Creación del conflicto

Durante los últimos meses, Estados Unidos ha logrado convencer a una cuarta parte de los países ‎miembros de la ONU –entre ellos 19 países de las Américas– para que no reconozcan el ‎resultado de la elección presidencial realizada en Venezuela en mayo de 2018. Por consiguiente, ‎esos países tampoco reconocen la legitimidad del segundo mandato del presidente Maduro. ‎

En una entrevista concedida al Sunday Telegraph y publicada el 21 de diciembre de 2018, el ‎ministro británico de Defensa, Gavin Wiliamson, declaraba que Londres está negociando la ‎instalación de una base militar permanente en Guyana para retomar la política imperial británica ‎anterior a la crisis de Suez. Aquel mismo día, un diputado guyanés hacía caer sorpresivamente el ‎gobierno de su país y, de inmediato, se refugiaba en Canadá. ‎

Al día siguiente, la transnacional petrolera estadounidense ExxonMobil afirma que un barco que ‎había alquilado para realizar trabajos de prospección dentro de la zona en litigio entre Guyana y ‎Venezuela había sido expulsado de aquellas aguas por la marina de guerra venezolana. ‎La expedición contaba con una autorización concedida por el gobierno guyanés saliente, que ‎administra de facto la zona en litigio. Inmediatamente, el Departamento de Estado, y después ‎el Grupo de Lima, denuncian el incidente como un peligro que Venezuela hace correr a la ‎seguridad regional. ‎

Pero el 9 de enero, el presidente Maduro revela grabaciones de audio y video que demuestran que ‎ExxonMobil y el Departamento de Estado mintieron deliberadamente para crear una situación de ‎conflicto y empujar los países latinoamericanos a entrar en guerra entre sí. Los países miembros ‎del Grupo de Lima reconocen entonces la manipulación, con excepción de Paraguay y Canadá. ‎

El 5 de enero, la Asamblea Nacional de Venezuela elige su nuevo presidente, Juan Guaidó, y ‎se niega a reconocer la legalidad del segundo mandato del presidente de la República, Nicolás ‎Maduro.

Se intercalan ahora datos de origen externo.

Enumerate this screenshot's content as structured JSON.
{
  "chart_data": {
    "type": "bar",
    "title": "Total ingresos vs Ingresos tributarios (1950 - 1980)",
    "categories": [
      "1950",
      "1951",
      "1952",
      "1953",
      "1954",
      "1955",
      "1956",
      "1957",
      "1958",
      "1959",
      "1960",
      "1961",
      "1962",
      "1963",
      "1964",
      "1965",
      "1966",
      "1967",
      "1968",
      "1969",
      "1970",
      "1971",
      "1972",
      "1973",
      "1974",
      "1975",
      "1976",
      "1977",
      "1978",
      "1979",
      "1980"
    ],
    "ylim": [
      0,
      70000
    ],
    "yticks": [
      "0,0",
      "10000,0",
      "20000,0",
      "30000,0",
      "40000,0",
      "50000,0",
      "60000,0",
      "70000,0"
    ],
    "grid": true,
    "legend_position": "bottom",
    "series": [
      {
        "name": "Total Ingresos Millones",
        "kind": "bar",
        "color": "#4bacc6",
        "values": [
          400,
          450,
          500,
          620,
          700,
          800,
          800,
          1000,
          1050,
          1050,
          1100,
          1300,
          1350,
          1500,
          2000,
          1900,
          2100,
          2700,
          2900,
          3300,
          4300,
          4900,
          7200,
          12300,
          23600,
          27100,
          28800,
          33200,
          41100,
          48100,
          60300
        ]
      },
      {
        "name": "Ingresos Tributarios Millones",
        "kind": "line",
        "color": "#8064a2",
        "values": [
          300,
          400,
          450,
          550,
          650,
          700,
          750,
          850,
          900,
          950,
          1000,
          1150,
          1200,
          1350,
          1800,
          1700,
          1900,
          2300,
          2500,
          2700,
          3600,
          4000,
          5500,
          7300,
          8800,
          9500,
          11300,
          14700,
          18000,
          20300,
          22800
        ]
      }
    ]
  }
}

Según la Asamblea Nacional, la situación es similar al caso previsto en el artículo 233 de ‎la Constitución. Según ese artículo, cuando un presidente de la República se ve impedido de ‎ejercer sus funciones –por enfermedad–, el presidente de la Asamblea Nacional lo reemplaza ‎automáticamente. Como puede verse, esto no tiene nada que ver con la situación actual. ‎

El 23 de enero, los opositores a la Revolución Bolivariana y sus partidarios realizan ‎simultáneamente una serie de marchas en Caracas. Juan Guaidó se autoproclama entonces ‎presidente interino del ejecutivo. Estados Unidos, Canadá, Reino Unido e Israel lo reconocen ‎de inmediato como nuevo presidente de Venezuela. España que ya participó antes en varias ‎intentonas golpista contra Hugo Chávez, empuja la Unión Europea a sumarse a la nueva ‎maniobra.‎

La lógica de los acontecimientos conduce Venezuela a romper las relaciones diplomáticas con ‎Estados Unidos y a cerrar su embajada en Washington. Afirmando que el presidente Nicolás ‎no tiene derecho a romper relaciones con Estados Unidos, Washington mantiene su embajada ‎en Caracas y sigue aportando leña al fuego. ‎

La aplicación de un esquema ya utilizado

Contrariamente a lo que creen los venezolanos, el objetivo de Estados Unidos no es derrocar al ‎presidente Maduro sino aplicar en la Cuenca del Caribe la doctrina Rumsfeld-Cebrowski de ‎destrucción de las estructuras estatales en los países de la región. Eso exige, ciertamente, la ‎eliminación de Nicolás Maduro, pero también la de Juan Guaidó. ‎

Este esquema ya fue utilizado antes para convertir los incidentes internos que tenían lugar en Siria ‎en 2011 en una agresión externa perpetrada por todo un ejército de mercenarios, en 2014. En ‎el caso de Venezuela, la Organización de Estados Americanos (OEA) –cuyo secretario general ‎ya reconoció a Juan Guaidó como presidente– asume el papel que hizo la Liga Árabe‎ en el ‎caso de Siria. El papel de los Amigos de Siria lo asume el Grupo de Lima, que ‎se encarga de coordinar las posiciones diplomáticas de los aliados de Washington. Y Juan ‎Guaidó hace el papel del jefe de la oposición siria Burhan Ghalioun. ‎

En el caso de Siria, Burham Galioun, quien desde hace mucho tiempo colaboraba con la NED ‎estadounidense, fue reemplazado por otro personajillo, que a su vez fue reemplazado por otro, ‎luego por otro y por otro más, tantas veces que ya nadie recuerda su nombre. Juan Guaidó será ‎rápidamente desechado de la misma manera. ‎

Pero el esquema sirio funcionó sólo en parte, en primer lugar porque Rusia y China se opusieron ‎reiteradamente en el Consejo de Seguridad de la ONU.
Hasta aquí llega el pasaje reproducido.